Well, I want to be able to see the screen so that I can talk my grandma through stuff. I have fixed things through SSH and run updates that way too.
X forwarding should let you use GUI apps from the remote computer. Its not quite a full remote desktop experience though. You can see how to set up and use x forwarding on YouTube.
X forwarding still won’t show Grandma’s point of view to work through the problem in front of her. It’s not a remote desktop experience at all.
Sorry it doesn’t work for you. There are other options in this thread to try. Best of luck.
I’ve used X11 over SSH before and it works great for some use cases, however it does not work with Wayland, so if their system supports it now, there’s no guarantee it will work after a major system update.
I was curious about that as I haven’t tried Wayland yet and its been a while since I’ve had any reason for an x session via ssh. Glad someone with first hand knowledge could chime in for OP and others as well as myself.
I have heard they are either working on a similar thing for Wayland or already solved it.
This looks promising, but I have not used it before.
waypipe is a proxy for Wayland[0] clients. It forwards Wayland messages and serializes changes to shared memory buffers over a single socket. This makes application forwarding similar to ssh -X [1] feasible.

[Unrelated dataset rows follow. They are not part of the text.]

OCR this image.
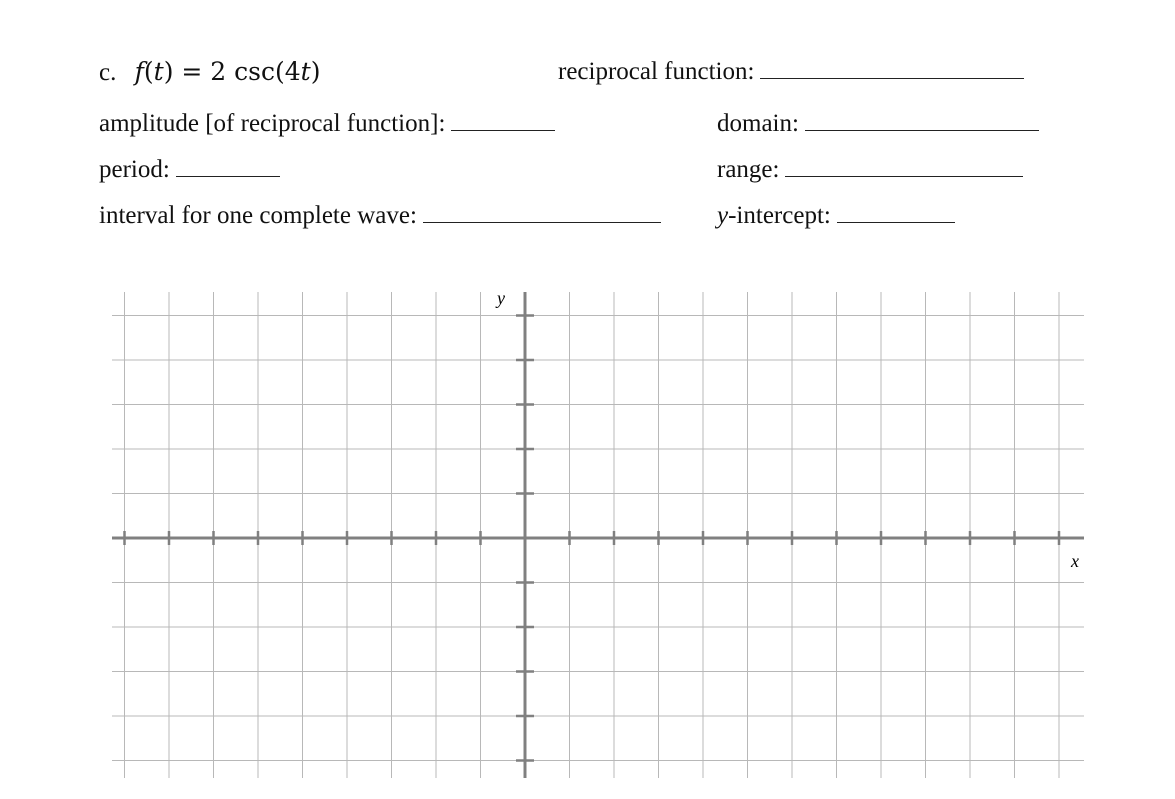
c. f(t) = 2 csc(4t)	reciprocal function:
amplitude [of reciprocal function]:	domain:
period:	range:
interval for one complete wave:	y-intercept:
x
y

[0] https://wayland.freedesktop.org/ [1] https://wiki.archlinux.org/title/OpenSSH#X11_forwarding
How quickly things progress. I’m stuck using X due to nvidia. All will get sorted in time. Thanks for the info!
Yep that’s why I use KDE. It has nVidia support for Wayland.
Great, I’ll check it out!
I also had my TeamViewer account flagged as commercial. I just appealed and they reinstated with no issues. You could try that.